Fido reveals Google, Samsung deployments
22 May 2015 14:32 GMT

Online authentication standards body the FIDO (Fast IDentity Online) Alliance has introduced a testing programme for certification and revealed the details of 31 firms which have already passed FIDO certification.

Last December, the alliance published a final draft of standards that it said will end the era of passwords. The specifications outlined a new standard for devices, servers and client software, including browsers, browser plugins, and native app subsystems.

Fido noted in a statement that testing is open to members and non-members and uses industry-standard best practices to objectively evaluate technical implementations of the FIDO 1.0 specifications, which are made up of the Universal Authentication Framework (UAF) and Universal 2nd Factor (U2F).

The first FIDO Certified testing sessions were conducted on 29-30 April at events in San Jose, and Mountain View, CA where dozens of companies participated and achieved FIDO Certified status.

"FIDO certification satisfies a need to ensure that implementations of the FIDO specification are uniform across products and that those products are interoperable," said Brett McDowell, executive director of the FIDO Alliance. "The FIDO Certified program offers the type of oversight that vertical industries need to hasten the adoption of strong authentication products that stretch across enterprise boundaries and the range of mobile and other devices key in today's computing environment."

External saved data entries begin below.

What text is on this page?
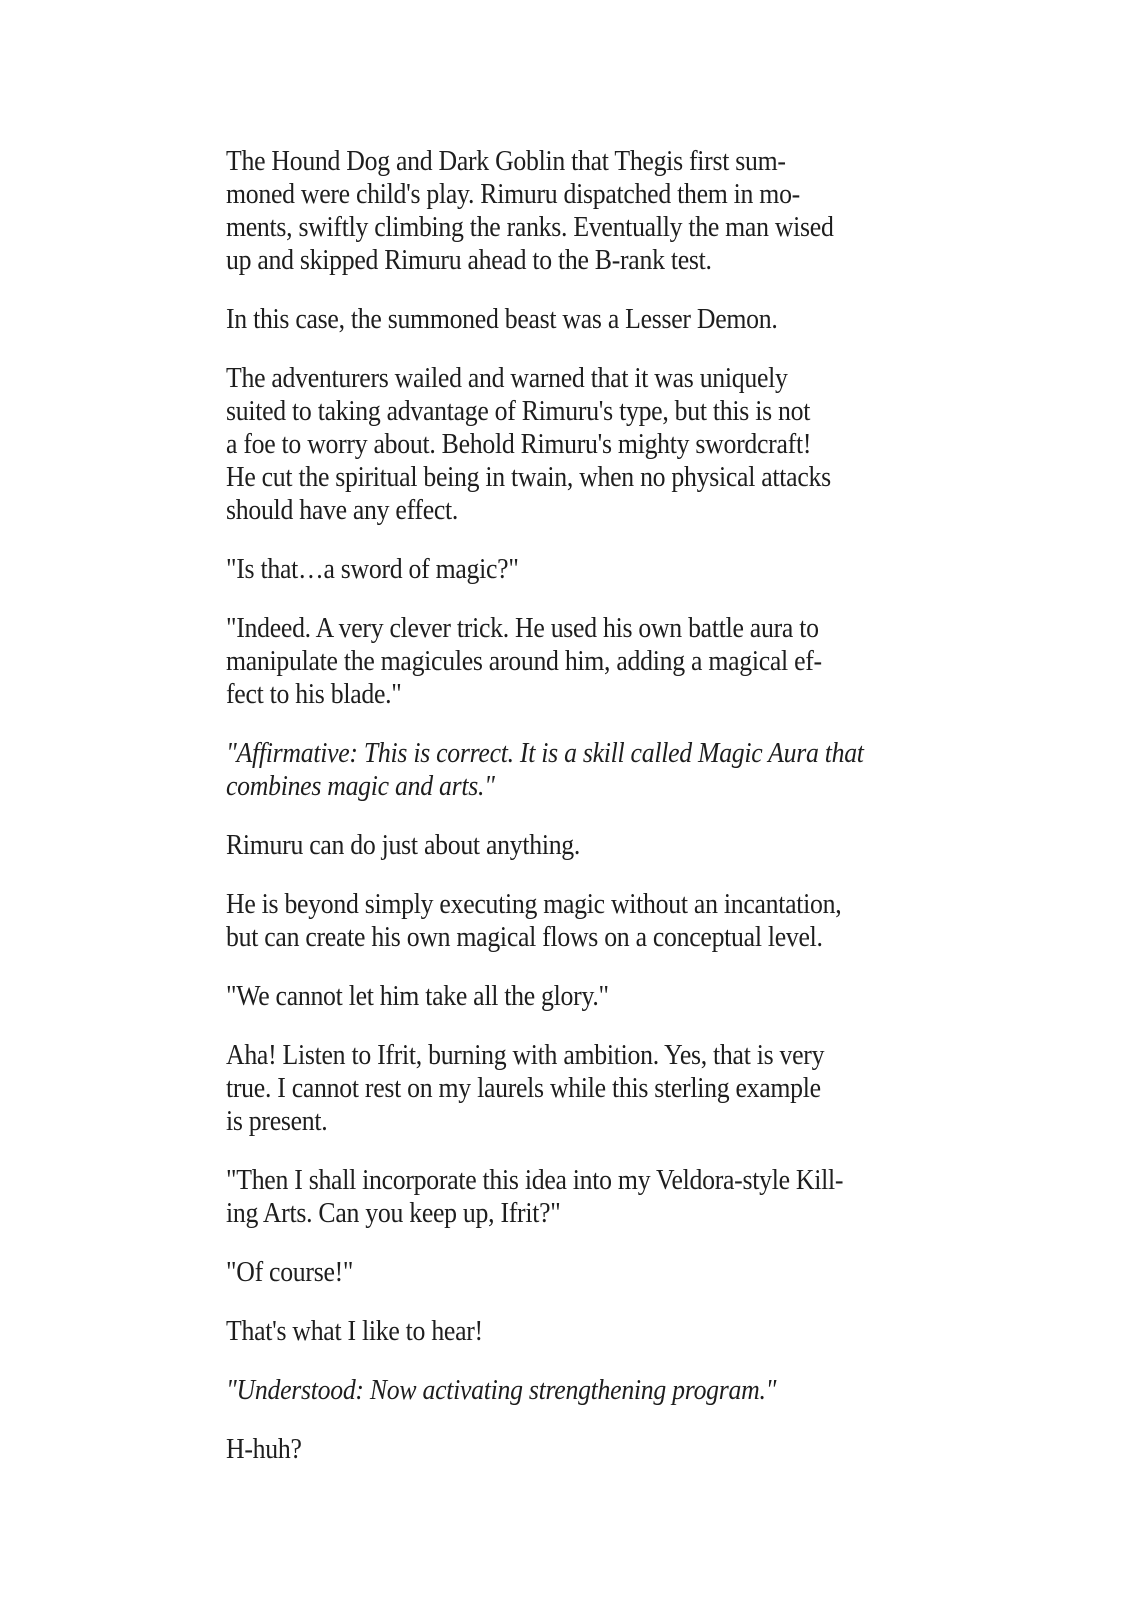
The Hound Dog and Dark Goblin that Thegis first sum-
moned were child's play. Rimuru dispatched them in mo-
ments, swiftly climbing the ranks. Eventually the man wised
up and skipped Rimuru ahead to the B-rank test.

In this case, the summoned beast was a Lesser Demon.

The adventurers wailed and warned that it was uniquely
suited to taking advantage of Rimuru's type, but this is not
a foe to worry about. Behold Rimuru's mighty swordcraft!
He cut the spiritual being in twain, when no physical attacks
should have any effect.

"Is that…a sword of magic?"

"Indeed. A very clever trick. He used his own battle aura to
manipulate the magicules around him, adding a magical ef-
fect to his blade."

"Affirmative: This is correct. It is a skill called Magic Aura that
combines magic and arts."

Rimuru can do just about anything.

He is beyond simply executing magic without an incantation,
but can create his own magical flows on a conceptual level.

"We cannot let him take all the glory."

Aha! Listen to Ifrit, burning with ambition. Yes, that is very
true. I cannot rest on my laurels while this sterling example
is present.

"Then I shall incorporate this idea into my Veldora-style Kill-
ing Arts. Can you keep up, Ifrit?"

"Of course!"

That's what I like to hear!

"Understood: Now activating strengthening program."

H-huh?
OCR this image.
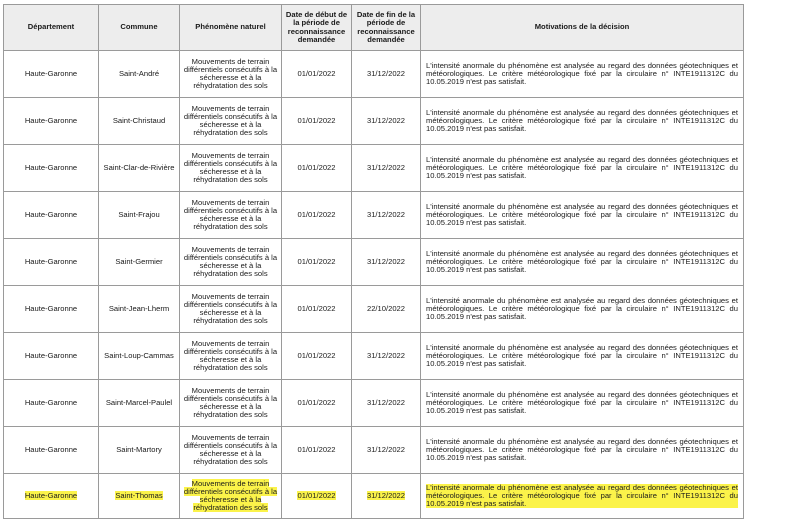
Département	Commune	Phénomène naturel	Date de début de la période de reconnaissance demandée	Date de fin de la période de reconnaissance demandée	Motivations de la décision
Haute-Garonne	Saint-André	Mouvements de terrain différentiels consécutifs à la sécheresse et à la réhydratation des sols	01/01/2022	31/12/2022	L'intensité anormale du phénomène est analysée au regard des données géotechniques et météorologiques. Le critère météorologique fixé par la circulaire n° INTE1911312C du 10.05.2019 n'est pas satisfait.

Haute-Garonne	Saint-Christaud	Mouvements de terrain différentiels consécutifs à la sécheresse et à la réhydratation des sols	01/01/2022	31/12/2022	L'intensité anormale du phénomène est analysée au regard des données géotechniques et météorologiques. Le critère météorologique fixé par la circulaire n° INTE1911312C du 10.05.2019 n'est pas satisfait.

Haute-Garonne	Saint-Clar-de-Rivière	Mouvements de terrain différentiels consécutifs à la sécheresse et à la réhydratation des sols	01/01/2022	31/12/2022	L'intensité anormale du phénomène est analysée au regard des données géotechniques et météorologiques. Le critère météorologique fixé par la circulaire n° INTE1911312C du 10.05.2019 n'est pas satisfait.

Haute-Garonne	Saint-Frajou	Mouvements de terrain différentiels consécutifs à la sécheresse et à la réhydratation des sols	01/01/2022	31/12/2022	L'intensité anormale du phénomène est analysée au regard des données géotechniques et météorologiques. Le critère météorologique fixé par la circulaire n° INTE1911312C du 10.05.2019 n'est pas satisfait.

Haute-Garonne	Saint-Germier	Mouvements de terrain différentiels consécutifs à la sécheresse et à la réhydratation des sols	01/01/2022	31/12/2022	L'intensité anormale du phénomène est analysée au regard des données géotechniques et météorologiques. Le critère météorologique fixé par la circulaire n° INTE1911312C du 10.05.2019 n'est pas satisfait.

Haute-Garonne	Saint-Jean-Lherm	Mouvements de terrain différentiels consécutifs à la sécheresse et à la réhydratation des sols	01/01/2022	22/10/2022	L'intensité anormale du phénomène est analysée au regard des données géotechniques et météorologiques. Le critère météorologique fixé par la circulaire n° INTE1911312C du 10.05.2019 n'est pas satisfait.

Haute-Garonne	Saint-Loup-Cammas	Mouvements de terrain différentiels consécutifs à la sécheresse et à la réhydratation des sols	01/01/2022	31/12/2022	L'intensité anormale du phénomène est analysée au regard des données géotechniques et météorologiques. Le critère météorologique fixé par la circulaire n° INTE1911312C du 10.05.2019 n'est pas satisfait.

Haute-Garonne	Saint-Marcel-Paulel	Mouvements de terrain différentiels consécutifs à la sécheresse et à la réhydratation des sols	01/01/2022	31/12/2022	L'intensité anormale du phénomène est analysée au regard des données géotechniques et météorologiques. Le critère météorologique fixé par la circulaire n° INTE1911312C du 10.05.2019 n'est pas satisfait.

Haute-Garonne	Saint-Martory	Mouvements de terrain différentiels consécutifs à la sécheresse et à la réhydratation des sols	01/01/2022	31/12/2022	L'intensité anormale du phénomène est analysée au regard des données géotechniques et météorologiques. Le critère météorologique fixé par la circulaire n° INTE1911312C du 10.05.2019 n'est pas satisfait.

Haute-Garonne	Saint-Thomas	Mouvements de terrain différentiels consécutifs à la sécheresse et à la réhydratation des sols	01/01/2022	31/12/2022	L'intensité anormale du phénomène est analysée au regard des données géotechniques et météorologiques. Le critère météorologique fixé par la circulaire n° INTE1911312C du 10.05.2019 n'est pas satisfait.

The lists of Fido-certified firms includes Google, Samsung, Qualcomm and Infineon. For a full list, see here.

Meanwhile, 18 products have been certified including the Google Login Service, Samsung’s Secure Identification Framework (SIDF) v1.0 and egis’ Yukey UAF Client 1.0.

"Certification of serious security components and sub-systems is absolutely essential as we have come to realize how much is at stake when authentication systems don't perform as expected. With major data breaches escalating, so is demand for strong authentication," said Steve Wilson, Vice President and Principal Consultant at Constellation Research.

"Moreover, demand for certified authentication solutions is also rising. A standards based authentication solution is only as good as its conformance to those standards. The FIDO Alliance has worked hard on its conformance program from the very beginning. The new FIDO Certified program is well thought through, and isn't just another box ticking exercise. It complements and reinforces the Alliance's rigorous specifications development from incubation right through to standardisation."